Ricardo salió a la calle y partió en busca de un hogar adecuado. Llegó a su casa, donde le esperaba Asun, su mujer, que le abrió la puerta mientras observaba a la tortuga con la boca abierta. Ricardo, se llevó el índice a la boca, en señal de que no hiciera ruido y le indicó que entrara con él en la cocina. Cerró la puerta tras de sí y le contó la historia a su mujer y sus intenciones.

-        Ricardo, ¿no se te ha ocurrido un sitio mejor para traerla?, respondió ella tras escuchar la historia.

Cuando estaba a punto de replicar, Ricardo, viendo que la mirada de su mujer se desviaba hacia la puerta, guardó silencio y se giró. Allí estaba ella, su hija pequeña, Susana, que no miraba a su padre como solía hacer cada vez que regresaba a casa y se lanzaba en sus brazos para hacerle cosquillas. Ni siquiera en aquel momento que su padre no debería estar allí sino trabajando. Tampoco miraba a su madre, que en aquel momento debía estar preparando su desayuno antes de ir al colegio.
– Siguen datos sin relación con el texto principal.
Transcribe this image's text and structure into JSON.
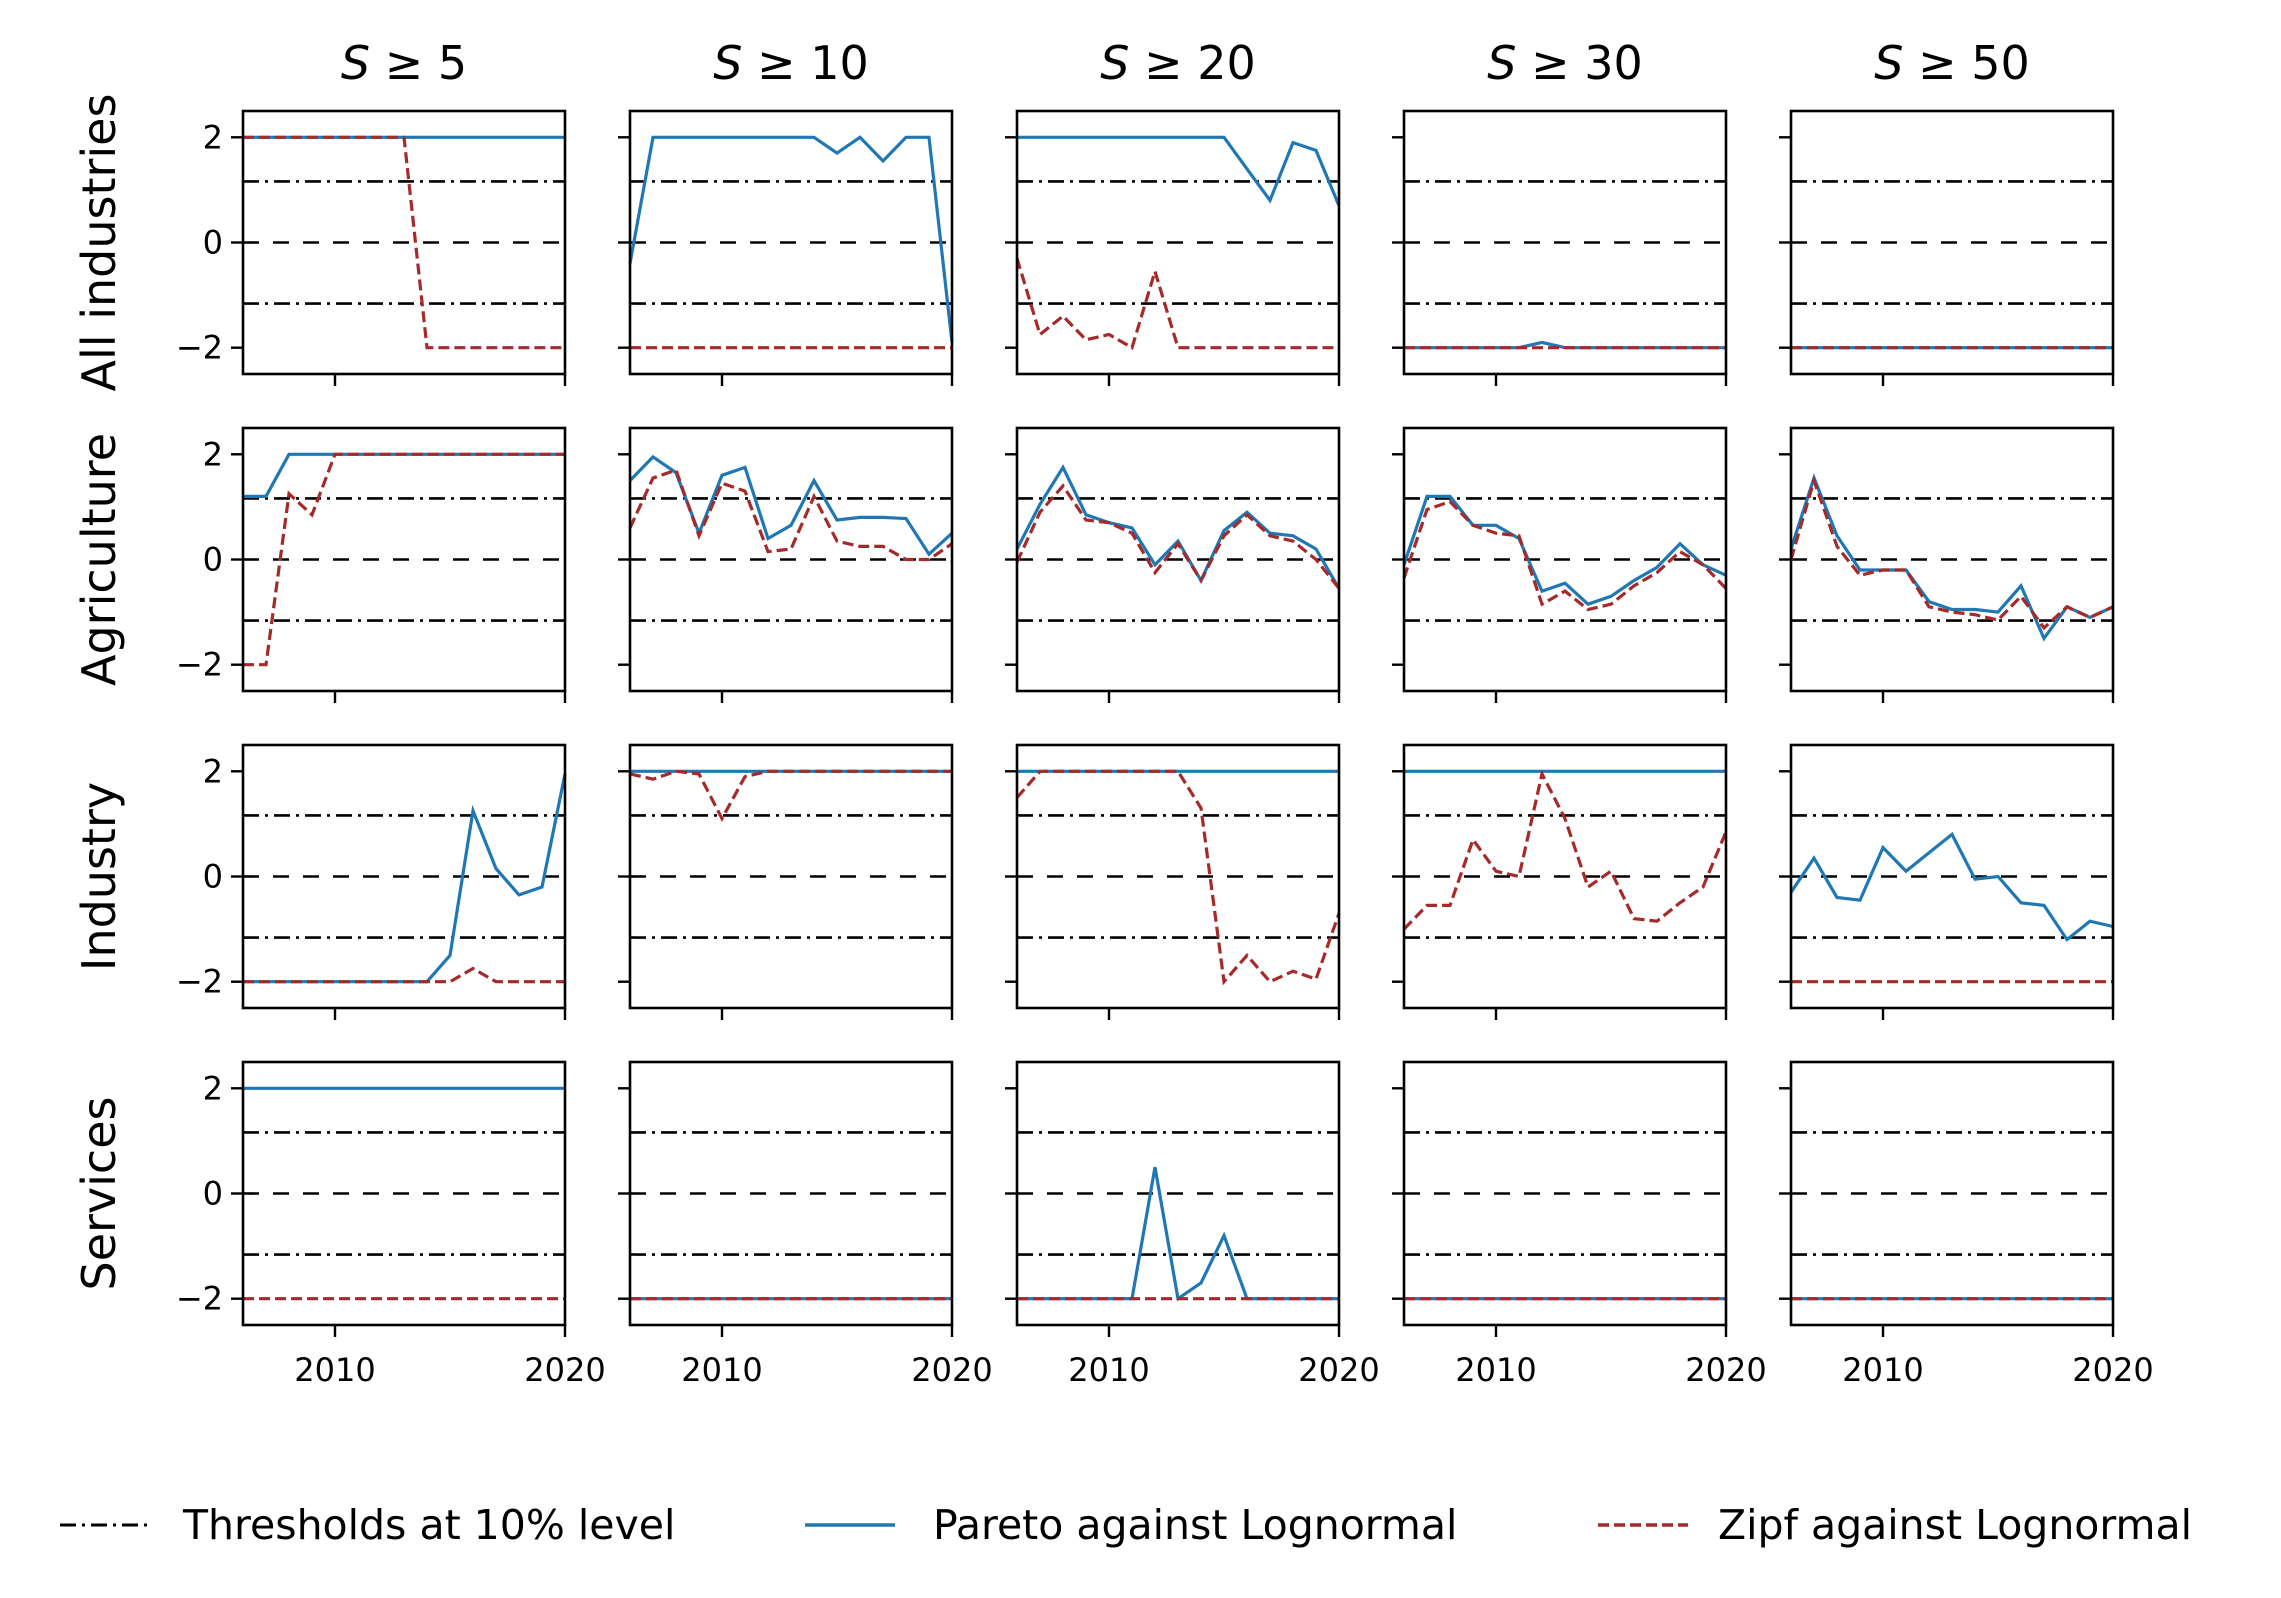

Miraba con los ojos abiertos como platos, la boca abierta formando un perfecto círculo y los brazos caídos hacia los lados.

Ricardo y Asun se miraron, sonriendo, mientras volvían sus ojos hacia la pequeña, que ahora alternaba las miradas entre la tortuga y sus padres.

La niña echó los brazos adelante, tratando de tocar al animal y su padre se la acercó. La tortuga sacó la cabeza para observar lo que estaba ocurriendo y la volvió a esconder inmediatamente. La pequeña sonrió ante esta reacción y acarició el caparazón recién reparado.

-        ¿Quieres que nos la quedemos?, preguntó Ricardo mientras miraba a su mujer que asentía ante la inminente respuesta de la pequeña.

La niña, incrédula ante la pregunta asintió enérgicamente mientras seguía acariciando la rugosa superficie del reptil.

-        Pero solamente nos la quedaremos con una condición: que la trates con tanto respeto y cariño como si fuera un miembro de la familia. ¿De acuerdo?

La pequeña volvió a sentir sin dejar de acariciar al curioso animal.

-        Por cierto, es una tortuga, dijo Ricardo.

-        Tuga, contestó la niña.

Este relato está basado en la historia que Susana, hija de Ricardo y última propietaria de Tuga -una tortuga de la especie Testudo hermanni- me contó tras conocer de su longeva existencia en la clínica veterinaria que compartimos. Tuga murió el pasado viernes 27 de marzo de 2015 tras toda una vida con la familia de Ricardo. Siempre tuvo un ojo cerrado, posiblemente debido a la caída a través del tragaluz, aunque también podría deberse a un defecto genético. El trozo de pata que le falta, creen que pudo deberse a un ataque anterior a su lanzamiento por el tragaluz del taller donde la encontraron. Era una tortuga con exquisitos gustos por la comida y el pienso de alta gama. Con poca afición por las verduras y hortalizas amargas así como por el tomate, la rúcula o los canónigos, mientras que sentía pasión por las uvas, pese a solo poder saborearlas un par de veces al año. Era capaz de reconocer a su dueña Susana, hija de Ricardo, y le encantaba que le dieran de comer. Compartió habitáculo con buenos amigos como hámsteres y gatos. En los últimos años,  comía menos cantidad y había dejado de hibernar. No le gustaba el comedero de aluminio porque siempre prefirió el de plástico y tumbarse en su alfombrilla térmica a tomar el sol con su lámpara de luz ultravioleta. Tuga tuvo una buena vida, fue tratada con mucho cariño y respeto, formando parte de la familia que la acogió y dejando un gran vacío después de 65 años.